Late Devonian, 375 million years ago, 75% of species lost. ...
End Permian, 251 million years ago, 96% of species lost. ...
End Triassic, 200 million years ago, 80% of species lost. ...
End Cretaceous, 66 million years ago, 76% of all species lost.
The one being referred to, the Permian, was the most severe.
Even so, I don't believe they can prove all animal life came from one breeding pair no matter how similar DNA is between species. Maybe it came from a small breeding population or even one that became inbred but they can't prove one pair in my opinion. And even if that does prove true, there could still be input from strains that later died out.
originally posted by: OccamsRazor04
a reply to: toms54
This extinction event was 100k years ago when humans lived.
Do they?
When every animal on Earth has the same single pair ancestor from the same time that scenario becomes far less likely.

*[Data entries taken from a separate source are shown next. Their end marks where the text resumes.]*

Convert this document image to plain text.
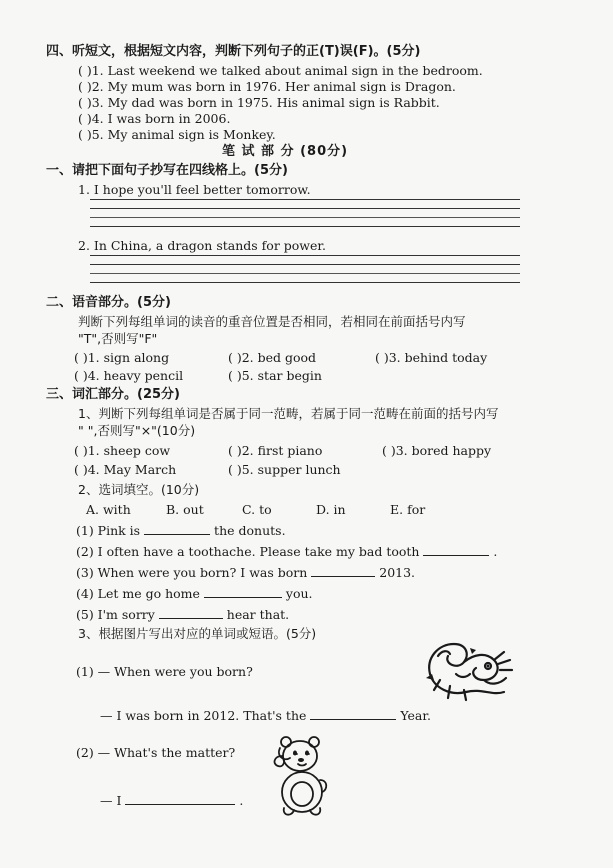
四、听短文，根据短文内容，判断下列句子的正(T)误(F)。(5分)
( )1. Last weekend we talked about animal sign in the bedroom.
( )2. My mum was born in 1976. Her animal sign is Dragon.
( )3. My dad was born in 1975. His animal sign is Rabbit.
( )4. I was born in 2006.
( )5. My animal sign is Monkey.
笔 试 部 分 (80分)
一、请把下面句子抄写在四线格上。(5分)
1. I hope you'll feel better tomorrow.
2. In China, a dragon stands for power.
二、语音部分。(5分)
判断下列每组单词的读音的重音位置是否相同，若相同在前面括号内写
"T",否则写"F"
( )1. sign along	( )2. bed good	( )3. behind today
( )4. heavy pencil	( )5. star begin
三、词汇部分。(25分)
1、判断下列每组单词是否属于同一范畴，若属于同一范畴在前面的括号内写
" ",否则写"×"(10分)
( )1. sheep cow	( )2. first piano	( )3. bored happy
( )4. May March	( )5. supper lunch
2、选词填空。(10分)
A. with	B. out	C. to	D. in	E. for
(1) Pink is	the donuts.
(2) I often have a toothache. Please take my bad tooth	.
(3) When were you born? I was born	2013.
(4) Let me go home	you.
(5) I'm sorry	hear that.
3、根据图片写出对应的单词或短语。(5分)
(1) — When were you born?
— I was born in 2012. That's the	Year.
(2) — What's the matter?
— I	.
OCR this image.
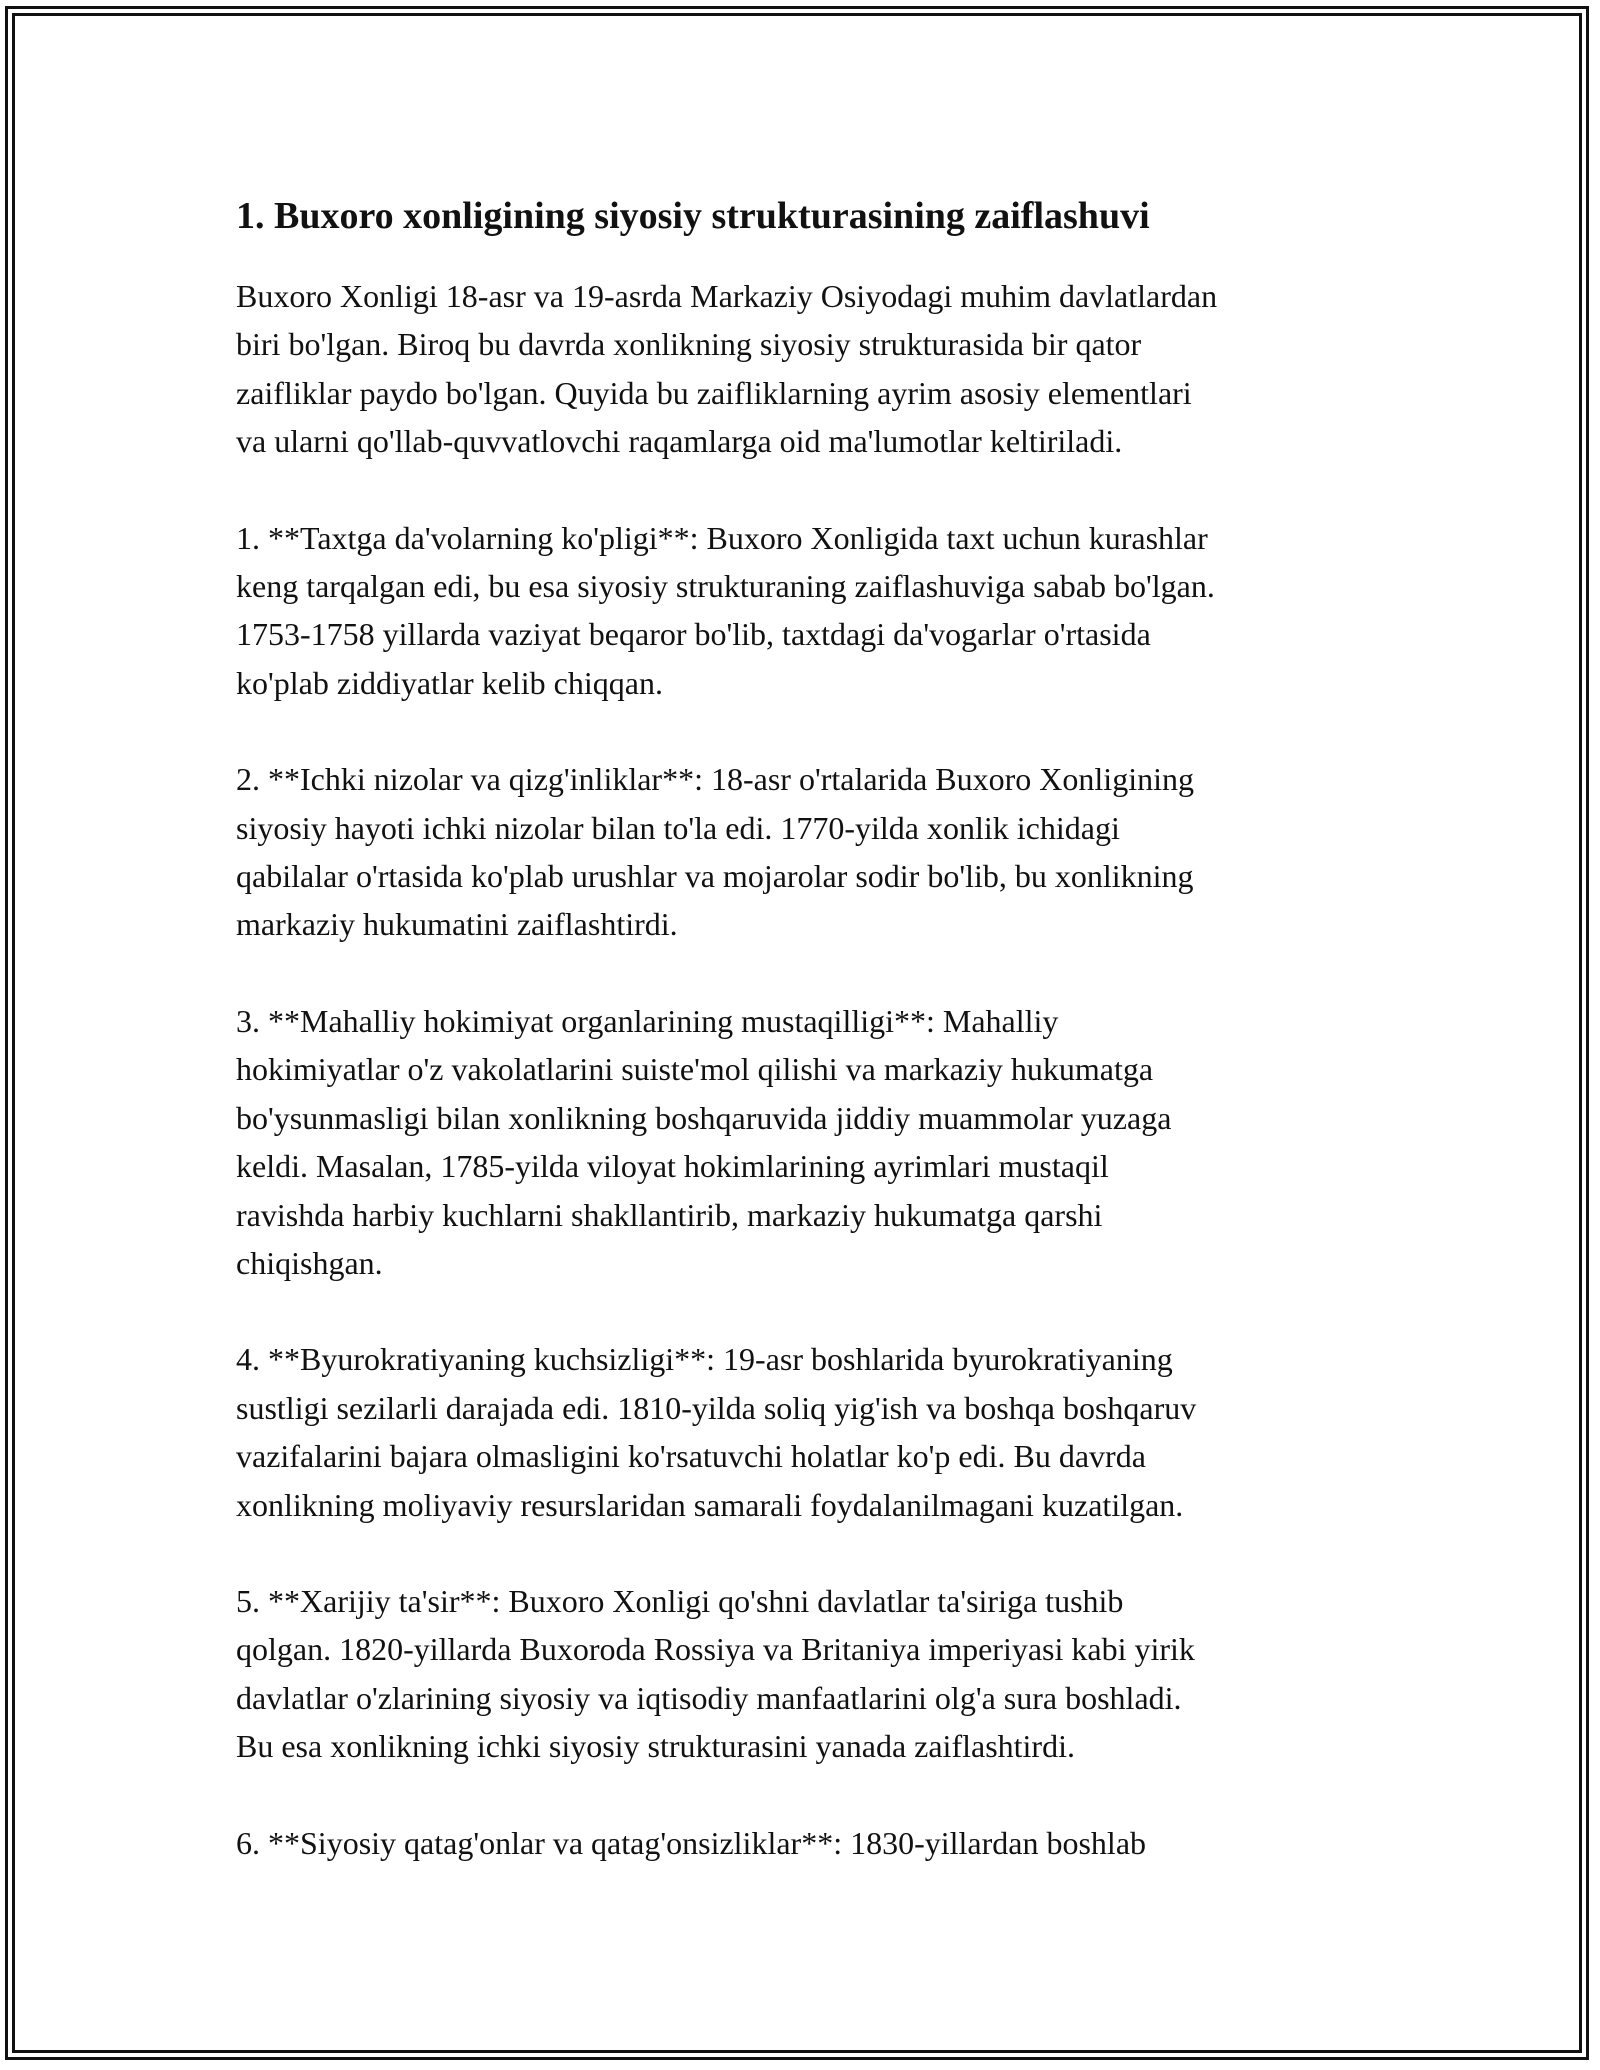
1. Buxoro xonligining siyosiy strukturasining zaiflashuvi

Buxoro Xonligi 18-asr va 19-asrda Markaziy Osiyodagi muhim davlatlardan
biri bo'lgan. Biroq bu davrda xonlikning siyosiy strukturasida bir qator
zaifliklar paydo bo'lgan. Quyida bu zaifliklarning ayrim asosiy elementlari
va ularni qo'llab-quvvatlovchi raqamlarga oid ma'lumotlar keltiriladi.

1. **Taxtga da'volarning ko'pligi**: Buxoro Xonligida taxt uchun kurashlar
keng tarqalgan edi, bu esa siyosiy strukturaning zaiflashuviga sabab bo'lgan.
1753-1758 yillarda vaziyat beqaror bo'lib, taxtdagi da'vogarlar o'rtasida
ko'plab ziddiyatlar kelib chiqqan.

2. **Ichki nizolar va qizg'inliklar**: 18-asr o'rtalarida Buxoro Xonligining
siyosiy hayoti ichki nizolar bilan to'la edi. 1770-yilda xonlik ichidagi
qabilalar o'rtasida ko'plab urushlar va mojarolar sodir bo'lib, bu xonlikning
markaziy hukumatini zaiflashtirdi.

3. **Mahalliy hokimiyat organlarining mustaqilligi**: Mahalliy
hokimiyatlar o'z vakolatlarini suiste'mol qilishi va markaziy hukumatga
bo'ysunmasligi bilan xonlikning boshqaruvida jiddiy muammolar yuzaga
keldi. Masalan, 1785-yilda viloyat hokimlarining ayrimlari mustaqil
ravishda harbiy kuchlarni shakllantirib, markaziy hukumatga qarshi
chiqishgan.

4. **Byurokratiyaning kuchsizligi**: 19-asr boshlarida byurokratiyaning
sustligi sezilarli darajada edi. 1810-yilda soliq yig'ish va boshqa boshqaruv
vazifalarini bajara olmasligini ko'rsatuvchi holatlar ko'p edi. Bu davrda
xonlikning moliyaviy resurslaridan samarali foydalanilmagani kuzatilgan.

5. **Xarijiy ta'sir**: Buxoro Xonligi qo'shni davlatlar ta'siriga tushib
qolgan. 1820-yillarda Buxoroda Rossiya va Britaniya imperiyasi kabi yirik
davlatlar o'zlarining siyosiy va iqtisodiy manfaatlarini olg'a sura boshladi.
Bu esa xonlikning ichki siyosiy strukturasini yanada zaiflashtirdi.

6. **Siyosiy qatag'onlar va qatag'onsizliklar**: 1830-yillardan boshlab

That's what the study concluded.
phe.rockefeller.edu...
Contemporary sequence data cannot tell whether mitochondrial and Y chromosomes clonality occurred at the same time, i.e., consistent with the extreme bottleneck of a founding pair, or via sorting within a founding population of thousands that was stable for tens of thousands of years [116]. As Kuhn points out unresolvable arguments tend toward rhetoric.